I used to get crazy and I stopped finally by the time that I got into those last three books—the Internet was a growing concern, and people were sending all these posts and everything. There were all these theories about how the Dark Tower was going to end. There were Web sites that were dedicated to it, and all these physicists would write in and say all these things about wormholes and everything, and I'm thinking, Jesus Christ, you guys, I'm an English major. I flunked fucking physics. Give me a break. I did what I did. That's it.

Q:   Do you have an idea of what changes Roland needs to make to redeem himself?

A:   Sure. I do. I know exactly what he's got to do. You have to go back to the first book and look at that and then you'll know the answer.

Q:   Did you always plan to include yourself in the series?

A:   No. But after the accident, I was thinking if I had died in that accident it would have been like
The Mystery of Edwin Drood
. There would have been this whole setup with no conclusion, and to me that was
kind of an awful thought—that I would not have a chance to finish what I started. I began to think, well, I am the god of these people's world. I'm sort of the over-soul that they don't know anything about, and if all things serve the Beam, then I'm a part of that because I've written all these books with the Dark Tower in it and everything, and I thought it was really a neat thing to do. The idea that if they saved me, then the story continued. You know, that's kind of an old idea, too, the idea of saving the creator so the story continues.

Q:   When I was working on
The Road to the Dark Tower
, you mentioned in passing that Roland had a brother and a sister. Would you like to elaborate on that?

A:   Nope.

Q:   Robin Furth speculated at the time that if there was some hidden tragedy in Gabrielle and Steven's past, it might explain their cold relationship.

A:   Everlynne at Serenity knows everything that there is about Roland's sister, whose name is Clarissa Deschain. Everlynne knows a lot about that family. It would be kind of good to go back and talk about her a little bit. She's a good character. That's all I know. I don't know a lot about these things.

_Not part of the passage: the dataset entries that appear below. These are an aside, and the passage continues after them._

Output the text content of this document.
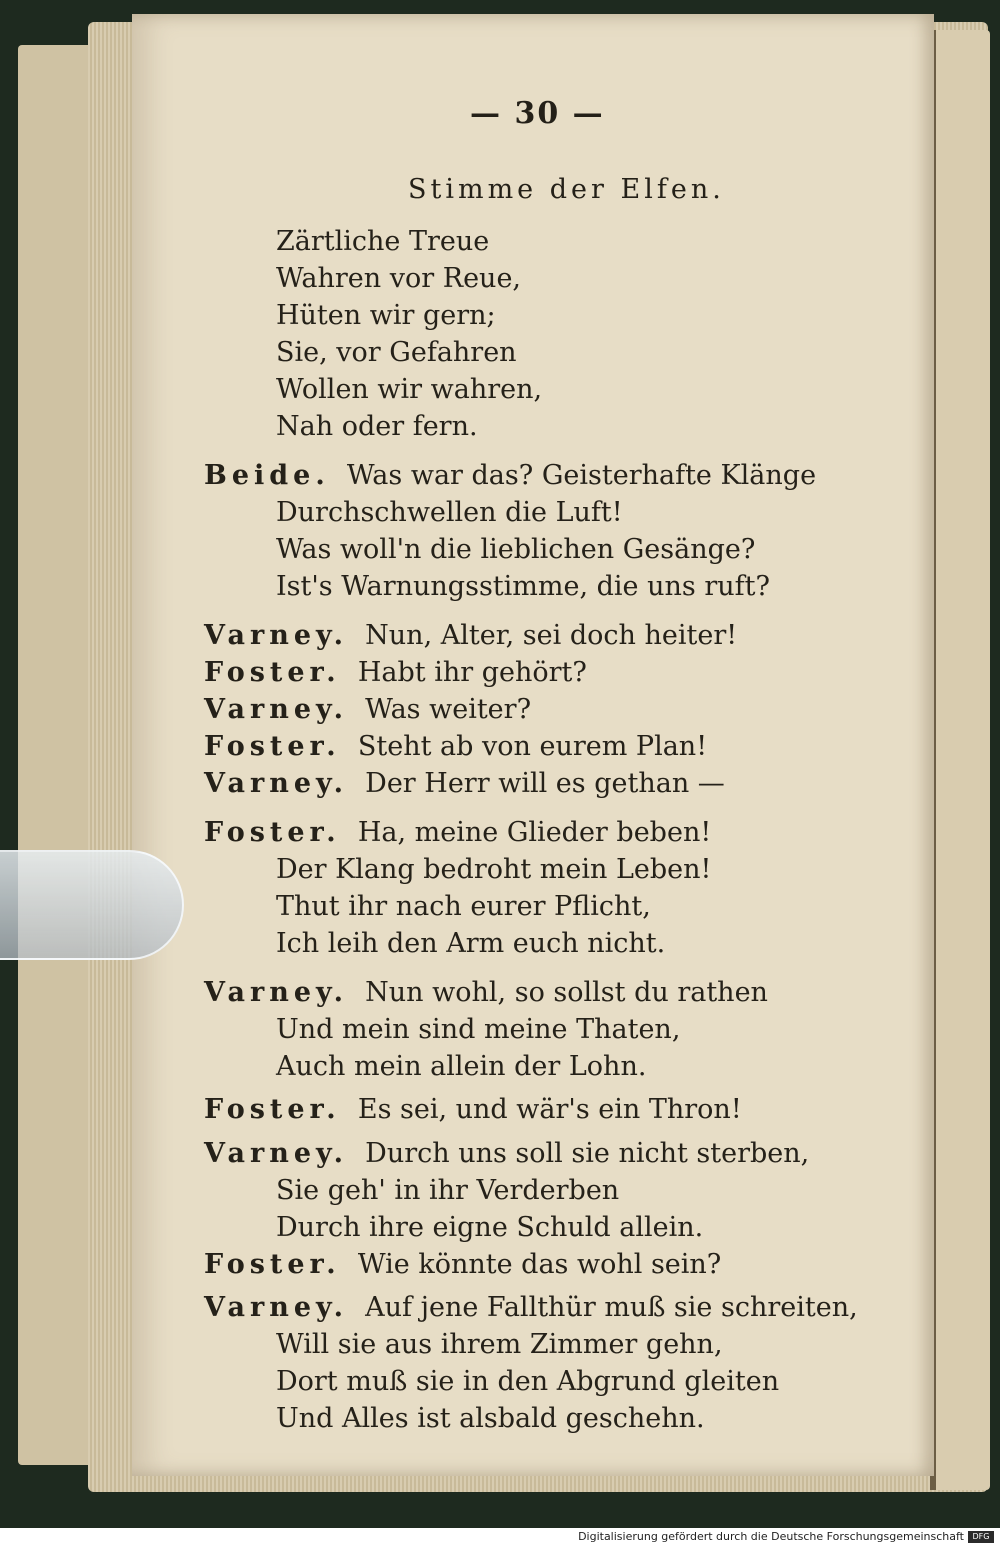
— 30 —
Stimme der Elfen.
Zärtliche Treue
Wahren vor Reue,
Hüten wir gern;
Sie, vor Gefahren
Wollen wir wahren,
Nah oder fern.
Beide. Was war das? Geisterhafte Klänge
Durchschwellen die Luft!
Was woll'n die lieblichen Gesänge?
Ist's Warnungsstimme, die uns ruft?
Varney. Nun, Alter, sei doch heiter!
Foster. Habt ihr gehört?
Varney. Was weiter?
Foster. Steht ab von eurem Plan!
Varney. Der Herr will es gethan —
Foster. Ha, meine Glieder beben!
Der Klang bedroht mein Leben!
Thut ihr nach eurer Pflicht,
Ich leih den Arm euch nicht.
Varney. Nun wohl, so sollst du rathen
Und mein sind meine Thaten,
Auch mein allein der Lohn.
Foster. Es sei, und wär's ein Thron!
Varney. Durch uns soll sie nicht sterben,
Sie geh' in ihr Verderben
Durch ihre eigne Schuld allein.
Foster. Wie könnte das wohl sein?
Varney. Auf jene Fallthür muß sie schreiten,
Will sie aus ihrem Zimmer gehn,
Dort muß sie in den Abgrund gleiten
Und Alles ist alsbald geschehn.
Digitalisierung gefördert durch die Deutsche Forschungsgemeinschaft	DFG
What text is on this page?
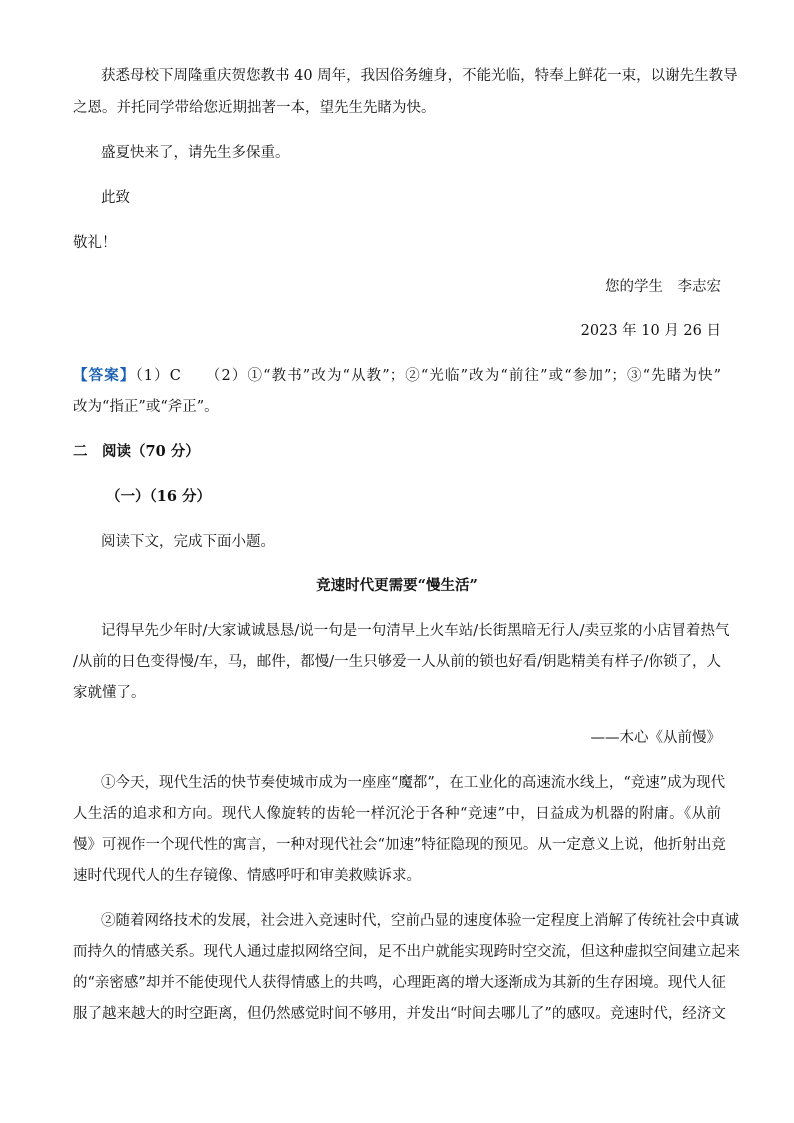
获悉母校下周隆重庆贺您教书 40 周年，我因俗务缠身，不能光临，特奉上鲜花一束，以谢先生教导
之恩。并托同学带给您近期拙著一本，望先生先睹为快。
盛夏快来了，请先生多保重。
此致
敬礼！
您的学生　李志宏
2023 年 10 月 26 日
【答案】（1）C　　（2）①“教书”改为“从教”；②“光临”改为“前往”或“参加”；③“先睹为快”
改为“指正”或“斧正”。
二　阅读（70 分）
（一）（16 分）
阅读下文，完成下面小题。
竞速时代更需要“慢生活”
记得早先少年时/大家诚诚恳恳/说一句是一句清早上火车站/长街黑暗无行人/卖豆浆的小店冒着热气
/从前的日色变得慢/车，马，邮件，都慢/一生只够爱一人从前的锁也好看/钥匙精美有样子/你锁了，人
家就懂了。
——木心《从前慢》
①今天，现代生活的快节奏使城市成为一座座“魔都”，在工业化的高速流水线上，“竞速”成为现代
人生活的追求和方向。现代人像旋转的齿轮一样沉沦于各种“竞速”中，日益成为机器的附庸。《从前
慢》可视作一个现代性的寓言，一种对现代社会“加速”特征隐现的预见。从一定意义上说，他折射出竞
速时代现代人的生存镜像、情感呼吁和审美救赎诉求。
②随着网络技术的发展，社会进入竞速时代，空前凸显的速度体验一定程度上消解了传统社会中真诚
而持久的情感关系。现代人通过虚拟网络空间，足不出户就能实现跨时空交流，但这种虚拟空间建立起来
的“亲密感”却并不能使现代人获得情感上的共鸣，心理距离的增大逐渐成为其新的生存困境。现代人征
服了越来越大的时空距离，但仍然感觉时间不够用，并发出“时间去哪儿了”的感叹。竞速时代，经济文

Q:   Do you have any sense of what's going to happen with the movie adaptation?

A:   I think something is going to happen with it at Warner Bros., but I haven't heard anything from Ron [Howard] in a while, and I let them go their own course. I can just say that if the movie does get made from the script that I read, I think that the people who read the books will be in equal parts delighted and infuriated by what they see, but I also think that they'll keep coming back because, to me, they got a brilliant take on the whole thing. My lips are sealed. I can't say. But I can tell you that the character of Jake Chambers is very important, and Akiva Goldsman did a brilliant job of integrating the fantasy world of Mid-World with the real world of New York City, and the two things interchange in a way—I was just delighted by it and by the way that they use Blaine the Mono. I hope it happens, but I'm not counting the days or anything. Ron's very determined to make it, and I think in the end he will.